A FEW ANECDOTES DON’T WARRANT A FIRM CONCLUSION, but it seems fair to speculate that something meaningful is happening, perhaps not to the average millennial or to Gen Z youth, but to a significant number of people. Many who can afford it want to work from home at least a few days a week, but they also want to live in a dense urban environment with coffeehouses and high-end restaurants a short walk from their front door. They can have both of those goods if they choose to.

That still isn’t a blessing for much of the retail sector. The Stanford economist Nicholas Bloom, who spends much of his time studying this situation, reports that the most common preference of office workers is to operate from home three days a week and to come to the office the other two, often Tuesdays and Thursdays. He also believes this happens to be the schedule that currently works best for employee productivity. Bloom posits that the share of Americans working at home, which was less than 5 percent before COVID-19 and rose to as much as 50 percent in some places in the early pandemic months, will eventually settle down at around 20 percent. If you run a downtown business, that’s a little better.

But with the exception of Starbucks, fine dining restaurants and a few boutique shopping destinations, it will leave a hole in the downtown world. A café that used to depend on lunch traffic will have a hard time surviving on a pattern of offices occupied only three days a week. This is the picture that downtown businesses and urban planners are most likely to confront in the near future.
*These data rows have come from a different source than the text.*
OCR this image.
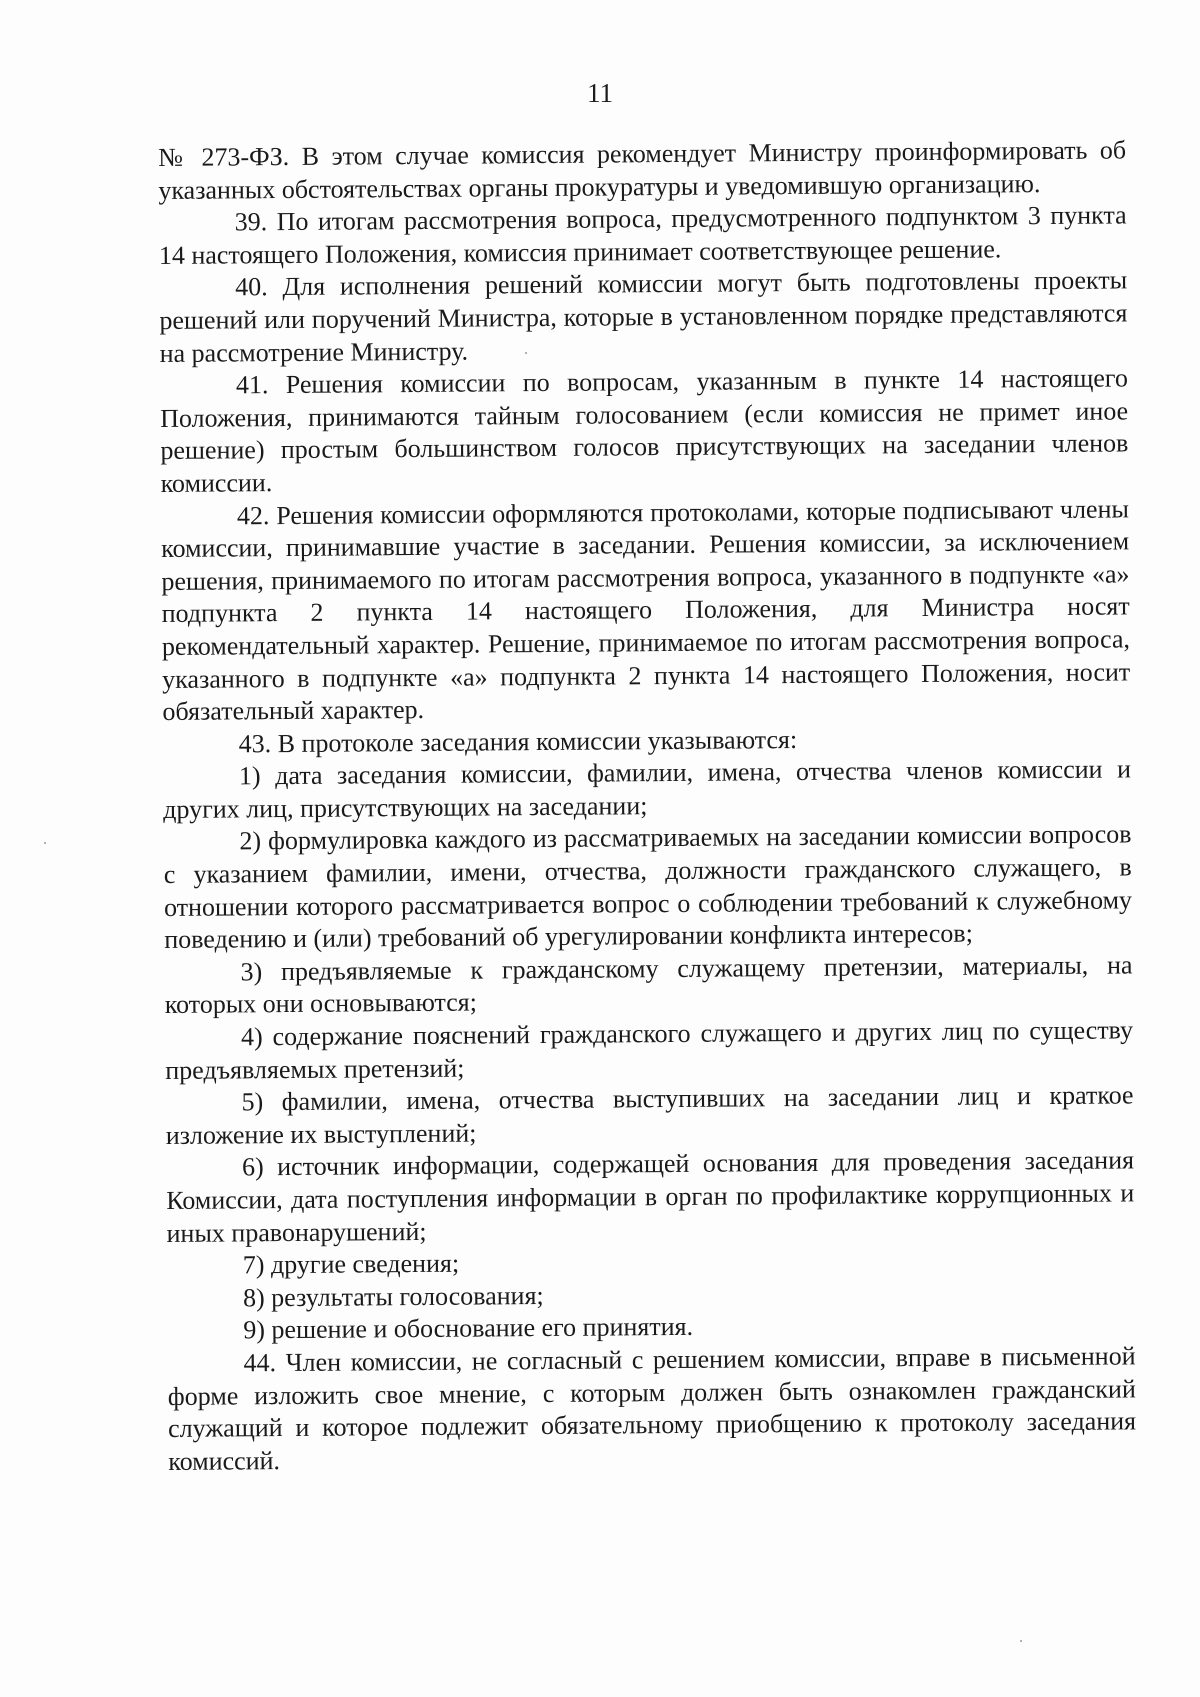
11

№ 273-ФЗ. В этом случае комиссия рекомендует Министру проинформировать об указанных обстоятельствах органы прокуратуры и уведомившую организацию.

39. По итогам рассмотрения вопроса, предусмотренного подпунктом 3 пункта 14 настоящего Положения, комиссия принимает соответствующее решение.

40. Для исполнения решений комиссии могут быть подготовлены проекты решений или поручений Министра, которые в установленном порядке представляются на рассмотрение Министру.

41. Решения комиссии по вопросам, указанным в пункте 14 настоящего Положения, принимаются тайным голосованием (если комиссия не примет иное решение) простым большинством голосов присутствующих на заседании членов комиссии.

42. Решения комиссии оформляются протоколами, которые подписывают члены комиссии, принимавшие участие в заседании. Решения комиссии, за исключением решения, принимаемого по итогам рассмотрения вопроса, указанного в подпункте «а» подпункта 2 пункта 14 настоящего Положения, для Министра носят рекомендательный характер. Решение, принимаемое по итогам рассмотрения вопроса, указанного в подпункте «а» подпункта 2 пункта 14 настоящего Положения, носит обязательный характер.

43. В протоколе заседания комиссии указываются:

1) дата заседания комиссии, фамилии, имена, отчества членов комиссии и других лиц, присутствующих на заседании;

2) формулировка каждого из рассматриваемых на заседании комиссии вопросов с указанием фамилии, имени, отчества, должности гражданского служащего, в отношении которого рассматривается вопрос о соблюдении требований к служебному поведению и (или) требований об урегулировании конфликта интересов;

3) предъявляемые к гражданскому служащему претензии, материалы, на которых они основываются;

4) содержание пояснений гражданского служащего и других лиц по существу предъявляемых претензий;

5) фамилии, имена, отчества выступивших на заседании лиц и краткое изложение их выступлений;

6) источник информации, содержащей основания для проведения заседания Комиссии, дата поступления информации в орган по профилактике коррупционных и иных правонарушений;

7) другие сведения;

8) результаты голосования;

9) решение и обоснование его принятия.

44. Член комиссии, не согласный с решением комиссии, вправе в письменной форме изложить свое мнение, с которым должен быть ознакомлен гражданский служащий и которое подлежит обязательному приобщению к протоколу заседания комиссий.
The most obvious answer is the conversion of massive amounts of office space into residential status. Washington, D.C., has one of the most ambitious plans. Mayor Muriel Bowser has declared a goal of creating 15,000 new downtown residences by 2028, converting 7 million square feet of offices. As an incentive, she is proposing 20 years of reduced taxes for developers, provided they make 15 percent of their units affordable and give 35 percent of the construction jobs to local contractors and workers.

This will be difficult. Most modern office buildings are notoriously hard to convert, with open floor plans that cannot be easily changed into apartments. Developers are already pushing back against the 35 percent threshold for contracting jobs. A quarter of the office space in downtown D.C. is owned by the federal government; that’s another issue that has to be dealt with.

Still, it’s hard not to conclude that Muriel Bowser and other similarly minded mayors have history on their side. That history tells us that when big-city downtowns stop serving one purpose, they do not self-destruct. They evolve to serve another one. The most likely scenario is that despite all the obstacles, we will see the evolution continue.